Dyke gave an emotional address to the BBC main television newsroom
It is understood the governors voted by 2-1 to accept his resignation.
Mr Dyke said he "could not quite work out" what the governors had apologised for.
The BBC had made certain mistakes, he said, adding: "I do not necessarily accept the findings of Lord Hutton."
The pair quit after parts of Andrew Gilligan's BBC reports of claims Downing Street "sexed up" a dossier on Iraq's illegal weapons were branded "unfounded" by Lord Hutton.
Lord Ryder said: "The BBC must now move forward in the wake of Lord Hutton's report, which highlighted serious defects in the Corporation's processes and procedures.
"On behalf of the BBC I have no hesitation in apologising unreservedly for our errors and to the individuals whose reputations were affected by them."
Prime Minister Tony Blair quickly welcomed the statement, saying it meant both the BBC and the government could move on.
He said: "This for me has always been a
very simple matter of an accusation that was a very serious one that was made.
It has now been withdrawn, that is all I ever wanted."
Mr Blair said he respected the BBC's independence and expected it to continue to question the government "in a proper way".
The apology was also welcomed by ex-Number 10 media chief Alastair Campbell, who told BBC News 24: "It was right that Gavyn Davies has resigned, it's right that Greg
Lord Hutton's report cleared the government of "sexing up" its Iraq weapons dossier with unreliable intelligence.
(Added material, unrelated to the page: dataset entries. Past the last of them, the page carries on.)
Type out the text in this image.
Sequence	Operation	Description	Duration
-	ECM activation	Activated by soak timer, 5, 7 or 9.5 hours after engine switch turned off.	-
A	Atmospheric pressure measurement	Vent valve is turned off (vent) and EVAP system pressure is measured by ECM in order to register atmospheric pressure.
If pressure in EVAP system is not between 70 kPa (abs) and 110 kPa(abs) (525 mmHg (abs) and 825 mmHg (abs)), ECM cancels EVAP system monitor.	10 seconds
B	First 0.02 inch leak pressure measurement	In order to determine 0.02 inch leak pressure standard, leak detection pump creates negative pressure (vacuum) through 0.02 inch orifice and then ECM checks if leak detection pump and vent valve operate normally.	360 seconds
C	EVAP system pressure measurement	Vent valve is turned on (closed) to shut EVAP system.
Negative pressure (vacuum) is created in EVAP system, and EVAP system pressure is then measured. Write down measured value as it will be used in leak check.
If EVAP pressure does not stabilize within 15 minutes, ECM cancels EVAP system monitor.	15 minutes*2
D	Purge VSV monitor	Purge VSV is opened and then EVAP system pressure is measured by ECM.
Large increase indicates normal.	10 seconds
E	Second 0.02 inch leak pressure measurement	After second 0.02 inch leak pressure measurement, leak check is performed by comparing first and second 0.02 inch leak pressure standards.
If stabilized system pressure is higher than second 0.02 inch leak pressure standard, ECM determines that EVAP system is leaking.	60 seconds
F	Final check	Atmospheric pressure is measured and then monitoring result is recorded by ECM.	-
He criticised "defective" BBC editorial controls over defence correspondent Andrew Gilligan's broadcasts on the Today programme.
Leaving after four years in his post, Mr Dyke said his position had been compromised by Lord Hutton's criticisms of BBC management.
September 2002: Government produces dossier about alleged Iraqi weapons of mass destruction, including claim they could be deployed within 45 minutes
May 2003: BBC Today programme's Andrew Gilligan broadcasts report of claims Downing Street "sexed up" dossier, with 45 mins claim included against intelligence agencies' wishes
10 July 2003:Dr David Kelly named as suspected source of report as government continues to deny the story
17 July 2003: Dr Kelly found dead
August 2003: Lord Hutton begins six weeks of hearings about the circumstances around Dr Kelly's death
Former BBC journalist Martin Bell paid tribute to Mr Dyke: "He revived the confidence of staff, he was an inspirational leader and his departure is a serious blow to public sector broadcasting."
Mr Dyke's deputy, Mark Byford, has been appointed as acting director general until a successor is chosen.
The departure of both the BBC chairman and director general comes amid growing calls for the BBC to come under outside regulation.
Culture Secretary Tessa Jowell said the Hutton report would be taken into account in the 2006 review of the BBC's charter.
In his resignation statement, Mr Davies said that as the man at the top he had to take responsibility.
But he questioned whether Lord Hutton's "bald conclusions" on the dossier's production could be reconciled with the balance of the inquiry's evidence.
In his long-awaited report, Lord Hutton said he believed Dr Kelly had killed himself after being named as the suspected source of the BBC's controversial weapons dossier story.
Dr Kelly's family has urged the government to learn from their tragedy.
In a separate development on Thursday it has emerged Lord Hutton will be grilled by a committee of MPs over the role of inquiries into government.
The retired judge has also ordered an urgent investigation into the leak of his findings to the Sun newspaper.